CAGV grew in numbers, by which I mean that several interns at the Center and some friends of mine volunteered to put up flyers around town. Mokhiber went out and bought a bullhorn..... [At a Lennon memorial] I politely pushed my way toward [the fellow in charge]. I handed him one of the flyers and asked if at an appropriate time he would let the people around him know about the rally. He looked at the flyer. The cassette player was playing "While My Guitar Gently Weeps." He said, No, you tell them. The song ended. He turned off the machine and said, "This guy has something he wants to say to you."
And so they had a rally. It was a time to emote, to express wrath, and burn off the anger they had built up over the event. It reminds me of nothing so much as a poem written by a bongo-beating fellow I once knew, who had become self-conscious of the uselessness of his "men's circle." The poem used language that built ever higher to describe the drumming circle and the fire it was laid around, with the sparks shooting up out of the fire and rising to heaven -- this last, as a symbol of the power of their emotional energy, rising to carry the light of their circle to the wider world.
'Yet though I did not say it,' I recall the poem ending, 'the sparks went out right over our heads.'
And so for Corn, who gave his one ever political speech:
The event--as far as such events go--was a success. There was media coverage. Those who had come felt they had done something with their grief and anger. And as almost always happens when a prominent act of gun violence occurs, the topic of handgun was again on the radar screen. Not because of our effort, but we had done our part. However, that moment--like all moments--quickly faded. It is now 25 years later. John Lennon is still dead. (And so is George Harrison.) The NRA years ago moved to a bigger and better headquarters in suburban Virginia. The gun lobby has had its ups and downs, but it's been mostly ups of late (such as the expiration of the ban on assault weapons). Lennon's death, it turns out, was no catalyst for action. And we have still--after all this time--not learned how to stem the tide of gun violence. Which is one of several reasons why this anniversary of Lennon's death is a sad day.
Corn is too harsh toward his society when he says we have not learned to stem the tide of gun violence. Murder rates are at an historic low. Violent crime rates, in fact, are. It wasn't protests that brought us to this boon, however: it was a combination of harsher prison sentences for the violent, an improving economy, and the spreading of the concealed carry of firearms across the United States, which results according to most evidence in a sharp decline in crime rates -- indeed, even the most hostile evidence says only that it doesn't worsen them. Of the three, the two political changes have both been NRA projects.

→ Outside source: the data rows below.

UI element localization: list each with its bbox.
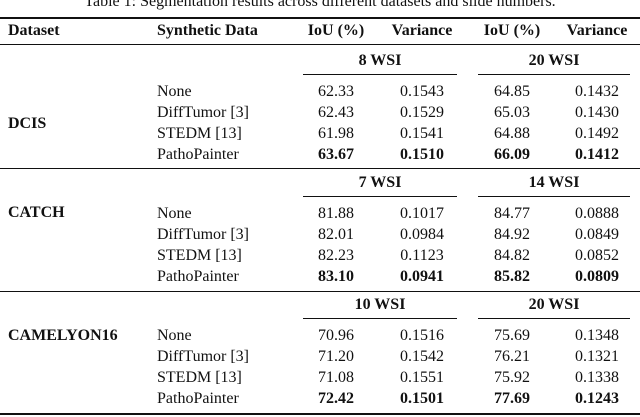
value-cell: 0.1123: [400, 247, 444, 264]
value-cell: 63.67: [318, 146, 354, 163]
group-header: 7 WSI: [358, 174, 402, 191]
value-cell: 0.0888: [575, 205, 619, 222]
value-cell: 65.03: [494, 104, 530, 121]
value-cell: 0.1516: [400, 327, 444, 344]
value-cell: 82.23: [318, 247, 354, 264]
value-cell: 77.69: [494, 390, 530, 407]
value-cell: 0.0984: [400, 226, 444, 243]
value-cell: 0.1501: [400, 390, 444, 407]
value-cell: 0.0809: [575, 268, 619, 285]
method-cell: None: [157, 83, 192, 100]
group-underline: [303, 74, 457, 75]
group-underline: [478, 74, 630, 75]
header-cell: Dataset: [8, 22, 60, 39]
value-cell: 71.08: [318, 369, 354, 386]
group-header: 10 WSI: [354, 296, 406, 313]
value-cell: 0.1430: [575, 104, 619, 121]
group-underline: [303, 318, 457, 319]
group-underline: [303, 196, 457, 197]
value-cell: 0.1551: [400, 369, 444, 386]
value-cell: 0.1541: [400, 125, 444, 142]
value-cell: 0.1542: [400, 348, 444, 365]
group-header: 20 WSI: [528, 52, 580, 69]
value-cell: 0.1348: [575, 327, 619, 344]
dataset-label: CATCH: [8, 204, 65, 221]
header-cell: IoU (%): [307, 22, 365, 39]
group-underline: [478, 196, 630, 197]
value-cell: 85.82: [494, 268, 530, 285]
value-cell: 0.1543: [400, 83, 444, 100]
method-cell: PathoPainter: [157, 268, 239, 285]
value-cell: 0.1243: [575, 390, 619, 407]
value-cell: 0.1432: [575, 83, 619, 100]
section-rule: [0, 291, 640, 292]
header-cell: IoU (%): [483, 22, 541, 39]
header-rule: [0, 44, 640, 45]
value-cell: 0.0852: [575, 247, 619, 264]
method-cell: None: [157, 205, 192, 222]
value-cell: 66.09: [494, 146, 530, 163]
value-cell: 83.10: [318, 268, 354, 285]
value-cell: 81.88: [318, 205, 354, 222]
value-cell: 61.98: [318, 125, 354, 142]
caption: Table 1: Segmentation results across dif…: [84, 0, 556, 10]
method-cell: DiffTumor [3]: [157, 104, 250, 121]
method-cell: STEDM [13]: [157, 125, 242, 142]
dataset-label: CAMELYON16: [8, 327, 118, 344]
method-cell: PathoPainter: [157, 390, 239, 407]
value-cell: 76.21: [494, 348, 530, 365]
value-cell: 64.88: [494, 125, 530, 142]
value-cell: 75.92: [494, 369, 530, 386]
value-cell: 0.1017: [400, 205, 444, 222]
value-cell: 64.85: [494, 83, 530, 100]
value-cell: 0.1510: [400, 146, 444, 163]
value-cell: 72.42: [318, 390, 354, 407]
value-cell: 0.0849: [575, 226, 619, 243]
value-cell: 0.1412: [575, 146, 619, 163]
dataset-label: DCIS: [8, 115, 47, 132]
value-cell: 84.82: [494, 247, 530, 264]
method-cell: PathoPainter: [157, 146, 239, 163]
section-rule: [0, 168, 640, 169]
value-cell: 0.0941: [400, 268, 444, 285]
value-cell: 84.77: [494, 205, 530, 222]
value-cell: 82.01: [318, 226, 354, 243]
value-cell: 0.1492: [575, 125, 619, 142]
top-rule: [0, 17, 640, 19]
header-cell: Synthetic Data: [157, 22, 258, 39]
value-cell: 71.20: [318, 348, 354, 365]
value-cell: 0.1529: [400, 104, 444, 121]
value-cell: 70.96: [318, 327, 354, 344]
value-cell: 0.1321: [575, 348, 619, 365]
header-cell: Variance: [566, 22, 628, 39]
value-cell: 62.33: [318, 83, 354, 100]
method-cell: STEDM [13]: [157, 369, 242, 386]
header-cell: Variance: [391, 22, 453, 39]
group-header: 8 WSI: [358, 52, 402, 69]
group-header: 20 WSI: [528, 296, 580, 313]
method-cell: STEDM [13]: [157, 247, 242, 264]
method-cell: DiffTumor [3]: [157, 348, 250, 365]
value-cell: 0.1338: [575, 369, 619, 386]
value-cell: 75.69: [494, 327, 530, 344]
bottom-rule: [0, 413, 640, 415]
method-cell: DiffTumor [3]: [157, 226, 250, 243]
method-cell: None: [157, 327, 192, 344]
value-cell: 62.43: [318, 104, 354, 121]
value-cell: 84.92: [494, 226, 530, 243]
group-underline: [478, 318, 630, 319]
group-header: 14 WSI: [528, 174, 580, 191]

It is true what he says, when he says that these protests have done no good at all. Yet the NRA might be thanked. What good as has been done, has been done in part by them.
UPDATE: If I might be permitted a minor critique of PJM, I should like to note that the photo they run alongside the Corn piece, entitled "John Lennon, Handguns, and Me," would appear to be a collection of .30-06 rifle cartridges. These are not fired in any handgun, and indeed offer somewhat stiff recoil even in a rifle. It's a minor point, but given that the blogs have so often critiqued the MSM for its outright ignorance on these very matters, do try to get it right.